2. A method according to claim 1 wherein the material is hulled pea seeds, the first post-treatment consists of a second air sorting stage to produce a second coarse fraction of starch flour on one side and a second fine fraction of protein flour on the other side.

3. A method according to claim 1, further comprising, prior to the MBC milling stage, a stage of mixing the plant-based material with water to hydrate the mixture and stabilize said hydrated mixture.

4. A method according to claim 3 wherein said material being wheat grain, the first post-treatment provides wheat bran on one side and wheat flour on the other side.

5. A process according to claim 4, further comprising the steps of: - performing a second air classification of the first coarse fraction to obtain a second fine fraction on one side and a second coarse fraction on the other, - performing a second post-treatment of the second fine fraction to obtain wheat bran on one side and wheat flour on the other, and - recycling the second coarse fraction to the milling stage.

6. A method according to claim 3 wherein said material being pea seed, the first post-treatment provides pea hulls on one side and pea flour on the other side.

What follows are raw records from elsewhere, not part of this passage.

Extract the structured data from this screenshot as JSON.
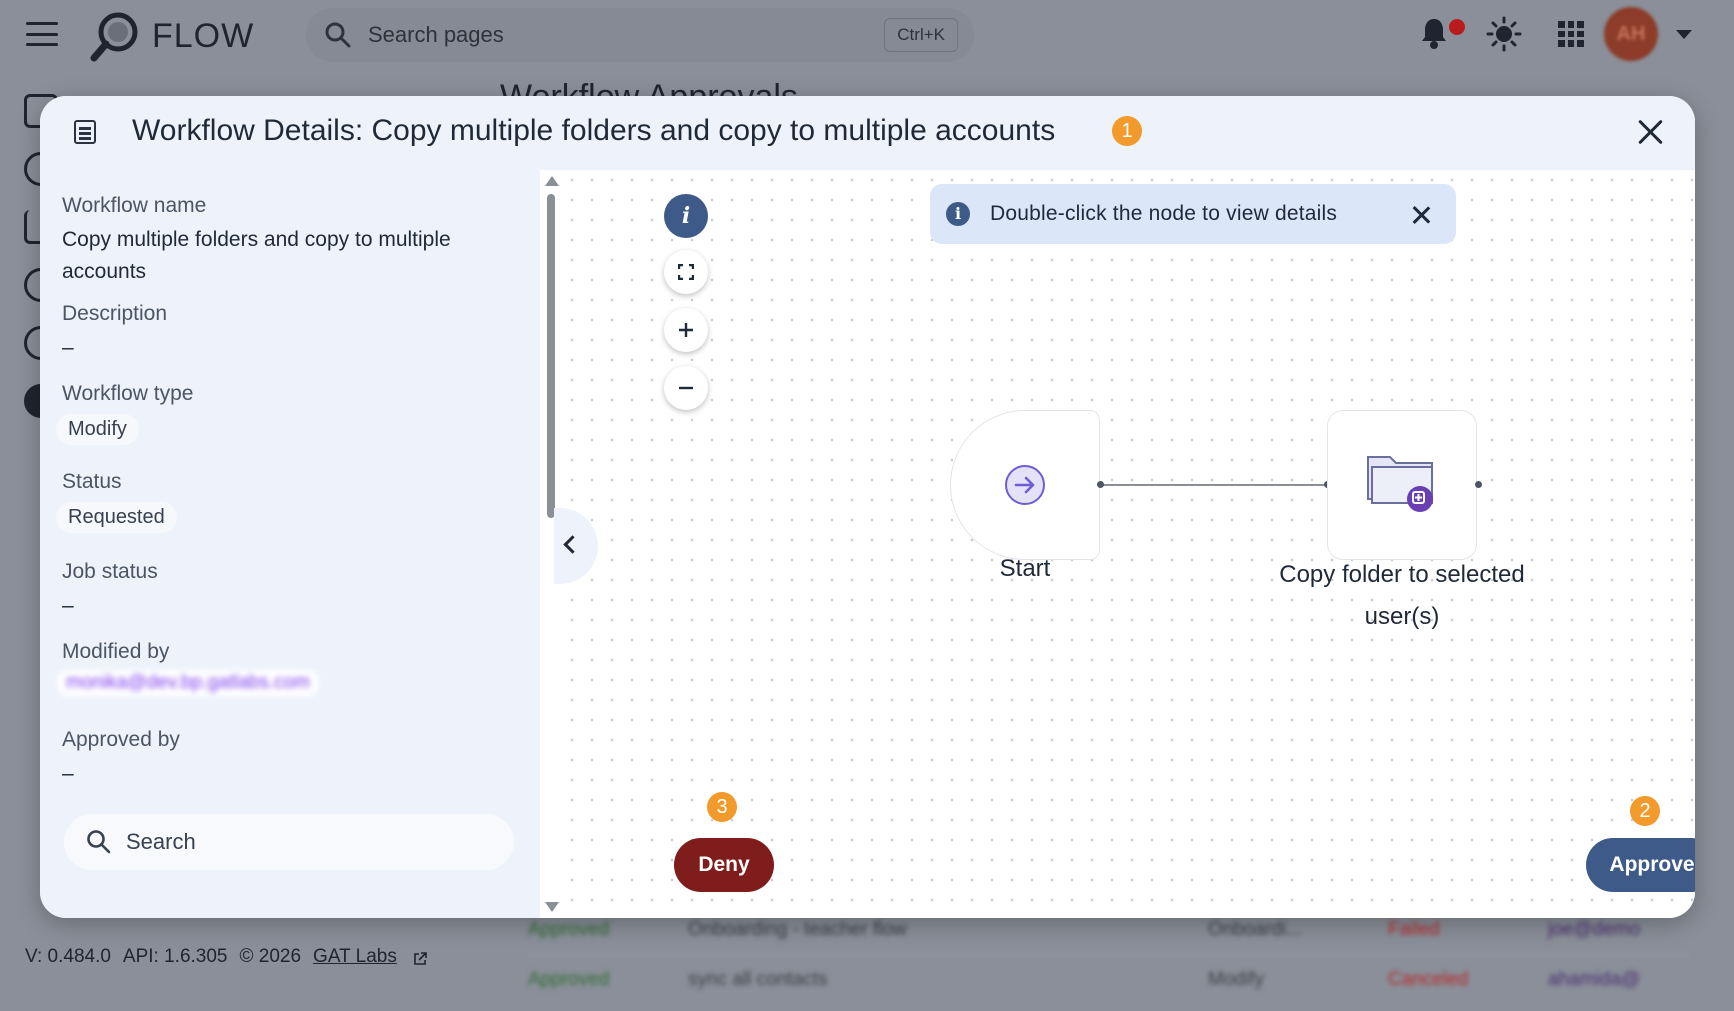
{
  "app": {
    "name": "FLOW",
    "avatar_initials": "AH"
  },
  "search": {
    "placeholder": "Search pages",
    "shortcut": "Ctrl+K"
  },
  "background": {
    "heading": "Workflow Approvals",
    "rows": [
      {
        "status": "Approved",
        "name": "Onboarding - teacher flow",
        "type": "Onboardi...",
        "job": "Failed",
        "user": "joe@demo"
      },
      {
        "status": "Approved",
        "name": "sync all contacts",
        "type": "Modify",
        "job": "Canceled",
        "user": "ahamida@"
      }
    ]
  },
  "footer": {
    "version": "V: 0.484.0",
    "api": "API: 1.6.305",
    "copyright": "© 2026",
    "link": "GAT Labs"
  },
  "modal": {
    "title": "Workflow Details: Copy multiple folders and copy to multiple accounts",
    "badge1": "1",
    "fields": {
      "workflow_name_label": "Workflow name",
      "workflow_name_value": "Copy multiple folders and copy to multiple accounts",
      "description_label": "Description",
      "description_value": "–",
      "workflow_type_label": "Workflow type",
      "workflow_type_value": "Modify",
      "status_label": "Status",
      "status_value": "Requested",
      "job_status_label": "Job status",
      "job_status_value": "–",
      "modified_by_label": "Modified by",
      "modified_by_value": "monika@dev.bp.gatlabs.com",
      "approved_by_label": "Approved by",
      "approved_by_value": "–"
    },
    "panel_search_placeholder": "Search",
    "hint": "Double-click the node to view details",
    "nodes": {
      "start": "Start",
      "copy": "Copy folder to selected user(s)"
    },
    "deny": "Deny",
    "approve": "Approve",
    "badge2": "2",
    "badge3": "3"
  },
  "colors": {
    "primary": "#3e5a88",
    "deny": "#7f1d1d",
    "badge": "#f39a2c",
    "panel": "#eef3fb"
  }
}
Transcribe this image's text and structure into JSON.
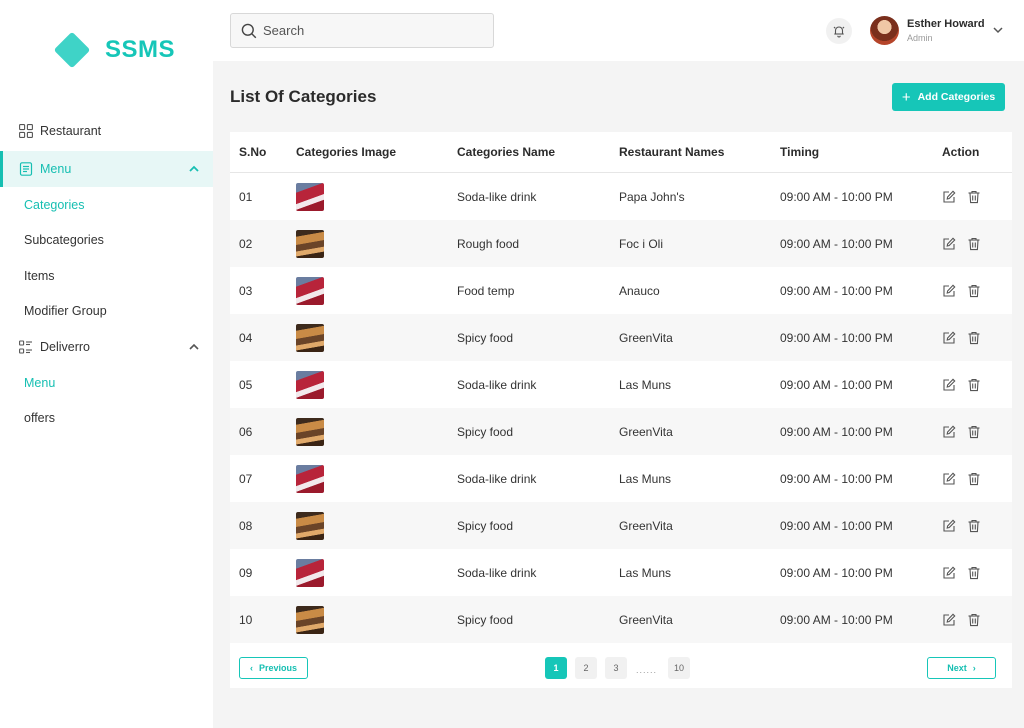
{
  "brand": {
    "name": "SSMS",
    "accent": "#16c6b8"
  },
  "sidebar": {
    "items": [
      {
        "label": "Restaurant",
        "icon": "grid-icon"
      },
      {
        "label": "Menu",
        "icon": "document-icon",
        "expanded": true,
        "active": true,
        "children": [
          "Categories",
          "Subcategories",
          "Items",
          "Modifier Group"
        ]
      },
      {
        "label": "Deliverro",
        "icon": "list-icon",
        "expanded": true,
        "children": [
          "Menu",
          "offers"
        ]
      }
    ]
  },
  "topbar": {
    "search_placeholder": "Search",
    "user": {
      "name": "Esther Howard",
      "role": "Admin"
    }
  },
  "main": {
    "title": "List Of Categories",
    "add_button": "Add Categories",
    "table": {
      "headers": [
        "S.No",
        "Categories Image",
        "Categories Name",
        "Restaurant Names",
        "Timing",
        "Action"
      ],
      "rows": [
        {
          "sno": "01",
          "image": "red",
          "name": "Soda-like drink",
          "restaurant": "Papa John's",
          "timing": "09:00 AM - 10:00 PM"
        },
        {
          "sno": "02",
          "image": "brown",
          "name": "Rough food",
          "restaurant": "Foc i Oli",
          "timing": "09:00 AM - 10:00 PM"
        },
        {
          "sno": "03",
          "image": "red",
          "name": "Food temp",
          "restaurant": "Anauco",
          "timing": "09:00 AM - 10:00 PM"
        },
        {
          "sno": "04",
          "image": "brown",
          "name": "Spicy food",
          "restaurant": "GreenVita",
          "timing": "09:00 AM - 10:00 PM"
        },
        {
          "sno": "05",
          "image": "red",
          "name": "Soda-like drink",
          "restaurant": "Las Muns",
          "timing": "09:00 AM - 10:00 PM"
        },
        {
          "sno": "06",
          "image": "brown",
          "name": "Spicy food",
          "restaurant": "GreenVita",
          "timing": "09:00 AM - 10:00 PM"
        },
        {
          "sno": "07",
          "image": "red",
          "name": "Soda-like drink",
          "restaurant": "Las Muns",
          "timing": "09:00 AM - 10:00 PM"
        },
        {
          "sno": "08",
          "image": "brown",
          "name": "Spicy food",
          "restaurant": "GreenVita",
          "timing": "09:00 AM - 10:00 PM"
        },
        {
          "sno": "09",
          "image": "red",
          "name": "Soda-like drink",
          "restaurant": "Las Muns",
          "timing": "09:00 AM - 10:00 PM"
        },
        {
          "sno": "10",
          "image": "brown",
          "name": "Spicy food",
          "restaurant": "GreenVita",
          "timing": "09:00 AM - 10:00 PM"
        }
      ]
    },
    "pagination": {
      "previous": "Previous",
      "next": "Next",
      "pages": [
        "1",
        "2",
        "3",
        "10"
      ],
      "current": "1",
      "ellipsis": "......"
    }
  }
}
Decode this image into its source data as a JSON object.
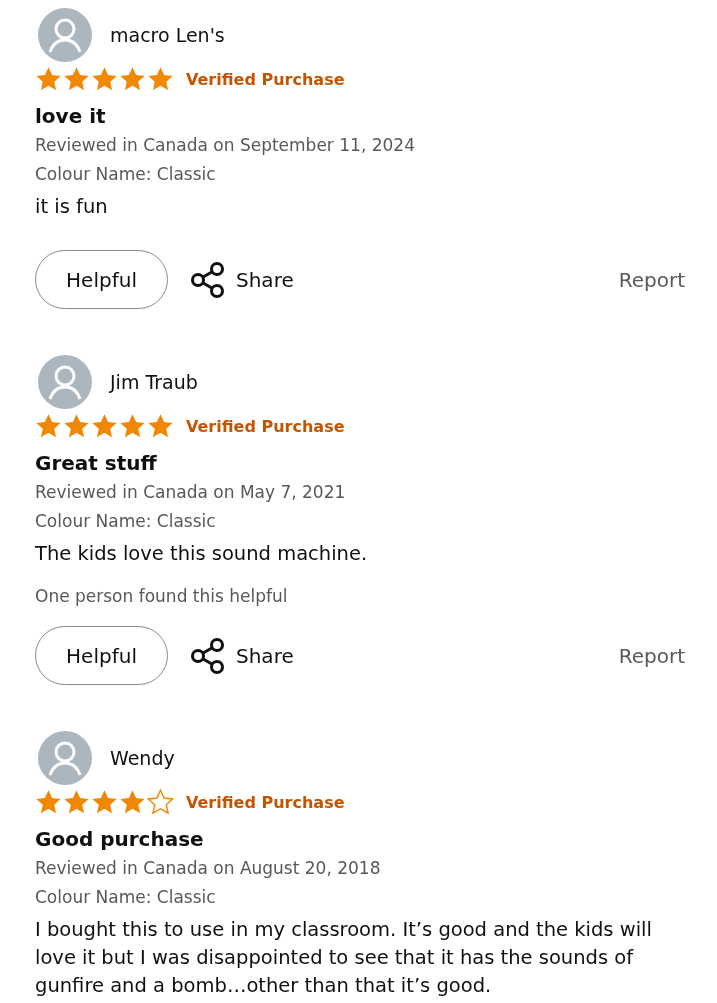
{
  "reviews": [
    {
      "name": "macro Len's",
      "stars": 5,
      "badge": "Verified Purchase",
      "title": "love it",
      "date": "Reviewed in Canada on September 11, 2024",
      "variant": "Colour Name: Classic",
      "body": "it is fun",
      "actions": {
        "helpful": "Helpful",
        "share": "Share",
        "report": "Report"
      }
    },
    {
      "name": "Jim Traub",
      "stars": 5,
      "badge": "Verified Purchase",
      "title": "Great stuff",
      "date": "Reviewed in Canada on May 7, 2021",
      "variant": "Colour Name: Classic",
      "body": "The kids love this sound machine.",
      "helpful_count": "One person found this helpful",
      "actions": {
        "helpful": "Helpful",
        "share": "Share",
        "report": "Report"
      }
    },
    {
      "name": "Wendy",
      "stars": 4,
      "badge": "Verified Purchase",
      "title": "Good purchase",
      "date": "Reviewed in Canada on August 20, 2018",
      "variant": "Colour Name: Classic",
      "body": "I bought this to use in my classroom. It’s good and the kids will love it but I was disappointed to see that it has the sounds of gunfire and a bomb…other than that it’s good."
    }
  ]
}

7. A method according to claim 6, further comprising a sieving step of the first coarse fraction to obtain pea hulls on one side and an intermediate fraction on the other.

8. A method according to claim 7, further comprising the steps of: - performing a second air classification of the intermediate fraction immediately after the sieving stage to obtain a second fine fraction on one side and a second coarse fraction on the other side, - performing a second post-treatment of the second fine fraction to obtain pea hulls on one side and pea seed grits on the other side, and - recycling the second coarse fraction and the pea seed grits to the milling stage.

9. A method according to claim 3 wherein, said material being sunflower, the first post-treatment provides fibers on one side and sunflower protein flour on the other side.

10. A method according to claim 9, further comprising a sieving step of the first coarse fraction to obtain fibers on one side and an intermediate fraction on the other side.

11. A method according to claim 10, further comprising the steps of: - performing a second air classification of the intermediate fraction immediately after the sieving stage to obtain a second fine fraction on one side and a second coarse fraction on the other side, - performing a second post-treatment of the second coarse fraction to obtain fibers on one side and sunflower semolina on the other side, - recycling the second fine fraction and the sunflower semolina to the milling stage.

12. A process according to claim 1 wherein the material being legume seeds, further comprising, after the first air classification, the steps of: 5 - sieving the first coarse fraction to obtain wholemeal or semi-wholemeal flour on one side and an intermediate fraction on the other side, and - recycling the intermediate fraction to the milling stage.